De pronto apareció Kevin con los abrigos.

—¡Paul! —saludó afectuosamente—. ¡Feliz año! Qué coincidencia estar todos en la misma fiesta.

Pero al ver la expresión de su hermana supo que debían desaparecer de allí cuanto antes, así que dijo:

—Pero es una pena. Ya nos vamos. Estamos agotados.

Paul, sin darse por vencido, comentó:

—Le estaba pidiendo a Rebeca que os quedaseis cinco minutos. Os invito a una copa.

En ese momento la morena se acercó por detrás, le cogió cariñosamente por la cintura y, apoyándose en el brazo de él, sonrió, mimosa. Aquello no le hizo mucha gracia a Paul, y aún menos al ver la expresión sombría de Rebeca.

—Pues va a ser que no —remarcó Rebeca con frialdad—. Estamos cansados, y ya que estás tan bien acompañado, te dejamos en buenas manos.
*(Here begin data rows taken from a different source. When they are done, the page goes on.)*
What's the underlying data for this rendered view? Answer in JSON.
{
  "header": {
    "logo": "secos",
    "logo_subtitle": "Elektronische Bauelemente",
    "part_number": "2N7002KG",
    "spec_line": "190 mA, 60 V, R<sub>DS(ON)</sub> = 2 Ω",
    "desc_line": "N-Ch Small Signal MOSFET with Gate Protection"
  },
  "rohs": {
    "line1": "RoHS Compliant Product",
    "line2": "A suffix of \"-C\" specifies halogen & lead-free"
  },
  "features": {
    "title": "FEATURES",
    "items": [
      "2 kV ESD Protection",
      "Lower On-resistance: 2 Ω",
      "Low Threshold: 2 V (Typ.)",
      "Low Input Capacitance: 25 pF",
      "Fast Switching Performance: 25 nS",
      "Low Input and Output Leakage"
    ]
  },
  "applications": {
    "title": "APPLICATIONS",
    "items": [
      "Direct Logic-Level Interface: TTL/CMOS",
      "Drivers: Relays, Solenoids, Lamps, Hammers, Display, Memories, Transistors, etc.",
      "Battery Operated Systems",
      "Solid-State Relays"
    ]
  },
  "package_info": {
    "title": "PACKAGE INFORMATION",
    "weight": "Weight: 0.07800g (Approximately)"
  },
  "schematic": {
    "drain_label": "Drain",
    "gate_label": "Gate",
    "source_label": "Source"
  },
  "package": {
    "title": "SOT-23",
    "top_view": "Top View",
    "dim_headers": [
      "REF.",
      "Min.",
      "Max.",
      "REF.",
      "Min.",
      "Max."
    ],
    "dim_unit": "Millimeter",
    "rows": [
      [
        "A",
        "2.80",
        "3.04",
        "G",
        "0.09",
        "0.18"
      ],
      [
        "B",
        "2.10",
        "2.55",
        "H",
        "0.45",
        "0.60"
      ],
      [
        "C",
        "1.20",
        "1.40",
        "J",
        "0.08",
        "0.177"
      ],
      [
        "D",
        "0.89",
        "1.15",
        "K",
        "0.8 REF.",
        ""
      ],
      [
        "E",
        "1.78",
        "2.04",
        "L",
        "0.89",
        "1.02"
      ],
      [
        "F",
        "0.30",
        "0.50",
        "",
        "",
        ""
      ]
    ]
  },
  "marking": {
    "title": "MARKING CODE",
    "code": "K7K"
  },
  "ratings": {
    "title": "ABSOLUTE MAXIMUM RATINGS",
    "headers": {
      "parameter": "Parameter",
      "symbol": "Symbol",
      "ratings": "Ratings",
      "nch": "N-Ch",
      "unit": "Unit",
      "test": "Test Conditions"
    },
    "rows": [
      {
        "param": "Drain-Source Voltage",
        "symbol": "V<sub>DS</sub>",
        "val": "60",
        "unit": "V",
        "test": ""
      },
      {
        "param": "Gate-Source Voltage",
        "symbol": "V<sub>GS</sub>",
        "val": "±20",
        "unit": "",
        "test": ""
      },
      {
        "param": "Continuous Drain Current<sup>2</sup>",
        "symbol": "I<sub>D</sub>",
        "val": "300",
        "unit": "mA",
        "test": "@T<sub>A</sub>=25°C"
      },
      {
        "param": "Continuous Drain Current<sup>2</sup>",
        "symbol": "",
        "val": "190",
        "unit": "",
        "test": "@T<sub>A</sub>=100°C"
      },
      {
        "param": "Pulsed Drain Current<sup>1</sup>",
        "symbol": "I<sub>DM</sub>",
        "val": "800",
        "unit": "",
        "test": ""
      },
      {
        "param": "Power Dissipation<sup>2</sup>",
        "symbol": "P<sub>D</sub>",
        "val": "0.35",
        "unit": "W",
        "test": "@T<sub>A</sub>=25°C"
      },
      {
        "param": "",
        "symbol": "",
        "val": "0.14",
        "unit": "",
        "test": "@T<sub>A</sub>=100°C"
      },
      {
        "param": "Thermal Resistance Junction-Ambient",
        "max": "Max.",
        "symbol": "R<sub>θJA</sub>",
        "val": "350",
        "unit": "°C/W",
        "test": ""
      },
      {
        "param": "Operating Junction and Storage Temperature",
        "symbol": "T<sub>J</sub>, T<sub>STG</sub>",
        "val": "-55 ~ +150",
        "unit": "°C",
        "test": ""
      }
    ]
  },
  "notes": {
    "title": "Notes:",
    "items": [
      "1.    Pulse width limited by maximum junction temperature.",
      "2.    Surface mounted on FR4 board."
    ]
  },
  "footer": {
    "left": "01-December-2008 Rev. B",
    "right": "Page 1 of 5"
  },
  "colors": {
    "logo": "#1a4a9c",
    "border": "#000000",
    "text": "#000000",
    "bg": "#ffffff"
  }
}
Adiós, Paul. Que lo pases bien.

Sin darle tiempo a decir nada más, Rebeca se dio la vuelta y salió por la puerta del local. Kevin, incrédulo por cómo se había comportado su hermana, sonrió. Le había recordado a su madre. Kevin se volvió hacia un boquiabierto Paul, que en ese momento le indicaba a la morena que le esperase en la mesa.

—Bueno, Paul, en tres días regreso a Berlín. De todas formas —dijo sonriéndole—, encantado de haberte conocido. Por cierto, ¿Papá Noel se acordó de traerle cosas a Lorena?

Paul sonrió al pensar en su hija.

—Más de las que necesita —dijo mientras se estrechaban la mano.

Incapaz de marcharse sin obtener una respuesta, Kevin, acercándose a él, le preguntó directamente:

—Una cosa más, Paul. ¿Estás casado o algo por el estilo?

—Divorciado —contestó, al entender lo que quería saber.

Tras retirarse el pelo de la cara, Kevin sonrió, miró hacia la puerta por donde había desaparecido su hermana, e indicó sin dejar de sonreír:

—Si realmente te gusta, adelante, ve a por ella. Pero como la hagas sufrir, vendré y te daré la mayor paliza que te han dado en tu vida.

Ambos se estrecharon la mano y Paul le vio alejarse mientras en su boca bailaba una sonrisa.